Assemblage hiérarchisé de lieux
Motif iconographique
Ce portail présente l’Église du Christ rassemblée à la fin des temps autour du Juge séparant les élus et les damnées. Toutes les composantes de cette assemblée sont disposées sur les ébrasements et les archivoltes du portail.
Les apôtres et les prophètes sont adossés aux colonnes qu'ils décorent. Chaque personnage a son lieu défini par rapport à son rôle dans l'histoire sainte. Ses pied repose sur un socle orné d'une jupe dentelée, sous lequel se loge un épisode de sa vie terrestre. Sa tête est surmontée d'un dais creusé de voûtes d’ogive. Ces microarchitectures ont pour effet de circonscrire la figure à son support (la colonne), de faire du support un lieu, une niche architecturale dans laquelle la figure est logée [S. Cloart-Pawlak, 2018] et de polariser les corps sur un axe terre-ciel qui est aussi l'axe de tension de l'élément d'architecture. Le même procédé ordonne les archivoltes qui constituent une voûte céleste peuplée des membres de l'Eglise réunie. Chaque figure est, là encore, logée dans une niche architecturale qui circonscrit son corps à son support (une figure par claveau) et l'oriente dans le sens de la poussée des arcs. La figure, l'architecture décorative et le support architectural constituent un module formel qui est répété pour déployer l'assemblée du Christ sur l'assemblage architectural du portail.
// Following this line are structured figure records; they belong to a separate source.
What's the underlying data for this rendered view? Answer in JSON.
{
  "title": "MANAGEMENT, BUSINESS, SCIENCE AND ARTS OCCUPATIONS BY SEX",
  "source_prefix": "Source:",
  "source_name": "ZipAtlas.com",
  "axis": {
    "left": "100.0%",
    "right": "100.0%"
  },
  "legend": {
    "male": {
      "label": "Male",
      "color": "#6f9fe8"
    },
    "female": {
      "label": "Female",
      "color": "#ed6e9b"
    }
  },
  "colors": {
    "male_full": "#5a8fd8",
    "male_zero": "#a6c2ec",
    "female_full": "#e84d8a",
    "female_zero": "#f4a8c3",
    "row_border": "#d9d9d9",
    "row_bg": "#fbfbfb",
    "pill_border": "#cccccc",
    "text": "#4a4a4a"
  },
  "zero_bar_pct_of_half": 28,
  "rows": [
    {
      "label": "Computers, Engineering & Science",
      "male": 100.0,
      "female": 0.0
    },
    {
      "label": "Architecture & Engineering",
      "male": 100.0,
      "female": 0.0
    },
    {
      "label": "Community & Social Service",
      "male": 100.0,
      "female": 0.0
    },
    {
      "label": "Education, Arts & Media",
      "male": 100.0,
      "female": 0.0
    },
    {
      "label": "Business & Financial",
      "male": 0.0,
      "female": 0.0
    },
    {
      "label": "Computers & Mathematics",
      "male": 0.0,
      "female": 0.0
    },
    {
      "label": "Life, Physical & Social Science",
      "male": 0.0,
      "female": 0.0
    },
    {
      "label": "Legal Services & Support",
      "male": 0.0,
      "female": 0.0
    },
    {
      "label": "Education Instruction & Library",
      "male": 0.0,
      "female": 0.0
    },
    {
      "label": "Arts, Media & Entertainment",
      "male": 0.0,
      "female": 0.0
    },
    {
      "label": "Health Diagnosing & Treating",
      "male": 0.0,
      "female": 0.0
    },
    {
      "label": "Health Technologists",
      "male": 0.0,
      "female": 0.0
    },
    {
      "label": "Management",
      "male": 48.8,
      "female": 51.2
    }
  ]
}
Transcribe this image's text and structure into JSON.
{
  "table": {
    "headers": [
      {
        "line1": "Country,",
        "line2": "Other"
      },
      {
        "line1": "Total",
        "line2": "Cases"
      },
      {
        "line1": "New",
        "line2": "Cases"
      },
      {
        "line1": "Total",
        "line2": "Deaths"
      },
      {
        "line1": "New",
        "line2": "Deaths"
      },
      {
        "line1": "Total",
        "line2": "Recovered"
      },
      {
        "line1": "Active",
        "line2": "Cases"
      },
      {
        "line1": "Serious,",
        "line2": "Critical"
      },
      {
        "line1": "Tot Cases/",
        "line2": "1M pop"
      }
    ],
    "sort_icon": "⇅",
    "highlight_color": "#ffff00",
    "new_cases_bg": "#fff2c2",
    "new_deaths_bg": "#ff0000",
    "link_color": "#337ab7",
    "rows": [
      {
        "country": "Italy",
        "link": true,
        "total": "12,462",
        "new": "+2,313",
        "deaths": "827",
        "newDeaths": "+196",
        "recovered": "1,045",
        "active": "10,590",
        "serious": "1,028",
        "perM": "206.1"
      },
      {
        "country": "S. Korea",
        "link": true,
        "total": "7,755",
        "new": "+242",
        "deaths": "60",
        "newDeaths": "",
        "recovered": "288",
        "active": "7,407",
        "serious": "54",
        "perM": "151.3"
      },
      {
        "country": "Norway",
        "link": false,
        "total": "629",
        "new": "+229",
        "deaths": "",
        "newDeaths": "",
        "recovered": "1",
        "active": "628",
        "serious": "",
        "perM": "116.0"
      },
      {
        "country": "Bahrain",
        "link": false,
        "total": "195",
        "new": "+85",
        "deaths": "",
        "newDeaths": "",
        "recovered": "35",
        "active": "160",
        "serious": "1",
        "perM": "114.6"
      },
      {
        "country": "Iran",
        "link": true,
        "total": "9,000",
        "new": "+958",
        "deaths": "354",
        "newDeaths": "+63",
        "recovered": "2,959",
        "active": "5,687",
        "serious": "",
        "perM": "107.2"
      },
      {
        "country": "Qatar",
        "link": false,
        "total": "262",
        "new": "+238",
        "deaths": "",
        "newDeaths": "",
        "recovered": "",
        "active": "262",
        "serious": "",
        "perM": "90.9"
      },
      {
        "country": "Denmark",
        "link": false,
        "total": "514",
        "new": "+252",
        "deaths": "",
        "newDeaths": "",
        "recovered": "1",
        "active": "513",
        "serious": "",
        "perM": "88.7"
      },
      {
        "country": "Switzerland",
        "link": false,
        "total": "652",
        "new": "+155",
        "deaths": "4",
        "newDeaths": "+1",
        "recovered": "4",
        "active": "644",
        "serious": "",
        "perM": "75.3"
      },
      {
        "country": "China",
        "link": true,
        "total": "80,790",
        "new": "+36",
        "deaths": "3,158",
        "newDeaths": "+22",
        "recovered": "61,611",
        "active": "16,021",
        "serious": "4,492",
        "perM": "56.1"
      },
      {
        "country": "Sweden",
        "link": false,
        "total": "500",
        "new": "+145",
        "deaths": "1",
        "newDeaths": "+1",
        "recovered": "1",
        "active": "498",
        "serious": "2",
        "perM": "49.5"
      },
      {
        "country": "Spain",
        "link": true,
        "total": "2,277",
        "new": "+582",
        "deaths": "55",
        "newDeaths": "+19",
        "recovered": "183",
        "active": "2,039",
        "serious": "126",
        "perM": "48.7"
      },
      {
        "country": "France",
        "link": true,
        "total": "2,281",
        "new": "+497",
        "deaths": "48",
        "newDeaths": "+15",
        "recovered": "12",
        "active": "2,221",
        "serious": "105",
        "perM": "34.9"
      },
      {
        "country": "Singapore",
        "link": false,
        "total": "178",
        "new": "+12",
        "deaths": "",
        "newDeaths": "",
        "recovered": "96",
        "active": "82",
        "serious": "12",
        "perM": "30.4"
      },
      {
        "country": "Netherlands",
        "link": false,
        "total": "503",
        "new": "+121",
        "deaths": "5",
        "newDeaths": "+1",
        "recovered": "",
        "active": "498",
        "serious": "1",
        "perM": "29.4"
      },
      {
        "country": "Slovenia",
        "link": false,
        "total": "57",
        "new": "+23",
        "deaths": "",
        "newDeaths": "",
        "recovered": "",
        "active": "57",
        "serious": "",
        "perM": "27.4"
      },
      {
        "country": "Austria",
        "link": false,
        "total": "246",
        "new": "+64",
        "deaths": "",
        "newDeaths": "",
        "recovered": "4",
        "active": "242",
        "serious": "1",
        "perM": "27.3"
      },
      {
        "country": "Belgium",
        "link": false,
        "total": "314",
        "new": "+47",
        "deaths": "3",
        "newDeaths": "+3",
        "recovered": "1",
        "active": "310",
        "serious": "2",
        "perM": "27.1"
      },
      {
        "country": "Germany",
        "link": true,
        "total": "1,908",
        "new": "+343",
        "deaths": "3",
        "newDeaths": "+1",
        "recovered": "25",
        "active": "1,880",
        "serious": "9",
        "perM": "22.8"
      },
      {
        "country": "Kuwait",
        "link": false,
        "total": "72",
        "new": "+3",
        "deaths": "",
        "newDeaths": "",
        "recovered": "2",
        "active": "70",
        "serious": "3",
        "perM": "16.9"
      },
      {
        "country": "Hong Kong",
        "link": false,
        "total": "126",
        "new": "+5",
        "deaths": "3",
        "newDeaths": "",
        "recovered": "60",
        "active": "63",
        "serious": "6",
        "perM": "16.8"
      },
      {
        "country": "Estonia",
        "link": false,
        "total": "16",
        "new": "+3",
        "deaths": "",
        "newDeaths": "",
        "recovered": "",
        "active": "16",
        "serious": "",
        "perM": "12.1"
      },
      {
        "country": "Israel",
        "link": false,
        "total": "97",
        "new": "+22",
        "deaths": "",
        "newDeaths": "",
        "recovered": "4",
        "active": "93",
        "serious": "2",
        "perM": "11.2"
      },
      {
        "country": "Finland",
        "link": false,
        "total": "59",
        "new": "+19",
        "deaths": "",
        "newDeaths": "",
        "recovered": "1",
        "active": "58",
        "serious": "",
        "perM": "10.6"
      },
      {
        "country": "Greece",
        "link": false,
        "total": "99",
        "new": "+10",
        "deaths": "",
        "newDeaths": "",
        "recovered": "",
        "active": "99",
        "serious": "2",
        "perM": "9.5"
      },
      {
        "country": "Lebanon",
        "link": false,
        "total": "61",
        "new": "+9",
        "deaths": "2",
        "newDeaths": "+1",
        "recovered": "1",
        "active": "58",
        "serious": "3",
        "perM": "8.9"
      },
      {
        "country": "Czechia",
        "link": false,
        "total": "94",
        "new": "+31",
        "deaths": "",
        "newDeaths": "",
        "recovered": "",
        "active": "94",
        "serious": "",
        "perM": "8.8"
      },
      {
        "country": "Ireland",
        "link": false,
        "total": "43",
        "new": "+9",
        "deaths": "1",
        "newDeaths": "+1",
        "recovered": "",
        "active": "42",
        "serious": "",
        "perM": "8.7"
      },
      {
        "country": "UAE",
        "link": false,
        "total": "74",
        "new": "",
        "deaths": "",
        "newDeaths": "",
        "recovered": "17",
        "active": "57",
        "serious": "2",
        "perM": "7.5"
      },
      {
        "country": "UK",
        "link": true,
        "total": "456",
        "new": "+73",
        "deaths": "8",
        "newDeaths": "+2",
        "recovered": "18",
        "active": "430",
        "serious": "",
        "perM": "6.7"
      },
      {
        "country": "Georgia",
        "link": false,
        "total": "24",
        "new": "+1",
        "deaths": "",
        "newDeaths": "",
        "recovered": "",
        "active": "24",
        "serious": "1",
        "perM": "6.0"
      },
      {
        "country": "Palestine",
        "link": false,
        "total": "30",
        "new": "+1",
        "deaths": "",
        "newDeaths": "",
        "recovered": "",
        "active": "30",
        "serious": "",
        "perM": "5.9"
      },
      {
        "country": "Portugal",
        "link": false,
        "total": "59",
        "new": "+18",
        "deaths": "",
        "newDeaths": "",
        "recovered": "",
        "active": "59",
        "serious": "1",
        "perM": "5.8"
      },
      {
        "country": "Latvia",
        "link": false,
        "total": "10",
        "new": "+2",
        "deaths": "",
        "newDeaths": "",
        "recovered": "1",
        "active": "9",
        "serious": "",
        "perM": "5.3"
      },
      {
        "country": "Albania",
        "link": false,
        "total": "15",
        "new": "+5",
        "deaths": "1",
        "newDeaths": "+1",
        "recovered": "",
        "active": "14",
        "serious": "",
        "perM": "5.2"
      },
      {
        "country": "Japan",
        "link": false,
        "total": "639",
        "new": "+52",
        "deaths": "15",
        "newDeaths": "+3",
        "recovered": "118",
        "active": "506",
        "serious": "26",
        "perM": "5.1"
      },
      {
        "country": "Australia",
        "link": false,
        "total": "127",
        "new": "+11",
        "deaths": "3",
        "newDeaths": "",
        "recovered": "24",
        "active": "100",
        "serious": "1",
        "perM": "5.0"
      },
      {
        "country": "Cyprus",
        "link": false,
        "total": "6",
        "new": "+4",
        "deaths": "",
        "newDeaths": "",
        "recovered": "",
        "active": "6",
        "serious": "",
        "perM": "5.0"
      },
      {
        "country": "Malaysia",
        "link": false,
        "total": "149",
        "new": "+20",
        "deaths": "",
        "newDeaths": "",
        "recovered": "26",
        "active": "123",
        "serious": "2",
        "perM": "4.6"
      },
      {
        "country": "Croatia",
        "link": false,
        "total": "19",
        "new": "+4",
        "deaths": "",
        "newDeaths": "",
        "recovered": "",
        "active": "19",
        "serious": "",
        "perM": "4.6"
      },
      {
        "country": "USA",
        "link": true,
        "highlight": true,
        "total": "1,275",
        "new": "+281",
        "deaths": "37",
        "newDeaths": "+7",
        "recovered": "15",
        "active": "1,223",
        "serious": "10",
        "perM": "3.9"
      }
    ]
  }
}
L'effet visuel radiant ainsi produit est centré sur le Christ parousiaque. Tous les personnages tournent leur regard vers lui ; dans le même temps, chaque niche, bien qu'isolée des autres, peut accueillir la lumière théophanique. L'illumination est toutefois progressive, elle dépend de la nature des êtres et donc de leur position par rapport à la source de lumière. Les êtres les plus spirituels, les anges, sont répartis au plus près du Christ du tympan ; les chrétiens qui ont été accueillis auprès de Dieu après leur mort et avant le Jugement dernier (les saints) sont en position médiane ; les humains qui n'ont pas vêcu sous l'ère de la Nouvelle alliance (prophètes, patriarches et rois de l'Ancien Testament) se répartissent progressivement vers l’extérieur. Notons qu'une progression similaire Ancien et Nouveau Testament se met en place dans la répartition des statues-colonnes des ébrasements. C'est le temps même de l'histoire de l'humanité qui est spatialisée et hiérarchisée autour du Christ en une synthèse qui abolit précisément le temps historique. L'abolition de ce temps s'articule avec une abolition de la spatialité elle-même, puisque l'ensemble des figures des voussures et des ébrasements est disposé de manière à suivre l'axe verticale ascensionnel dessiné par le Christ bénissant du trumeau, le Christ juge du tympan et le Fils de l'Homme qui le surmonte dans l'écoinçon sommital du tympan. Cet axe est précisément l'axe de réunion des poussées architecturale du portail.
Dans l'expérience du fidèle, le déplacement de l'extérieur de l'Eglise jusqu'à la porte qui l'y fait pénéter permet d'expériementer le temps historique et la hiérarchie qu'il a imposé aux figures du portail. Le fidèle progresse du temps de l'Ancienne alliance vers celui de la Nouvelle où il peut rencontrer le Christ dont les mains tendues montrent les plaies du sacrifice. C'est en passant par ces plaies que le fidèle pourra intégrer la verticalité de l'axe dessiné par les trois figures christiques.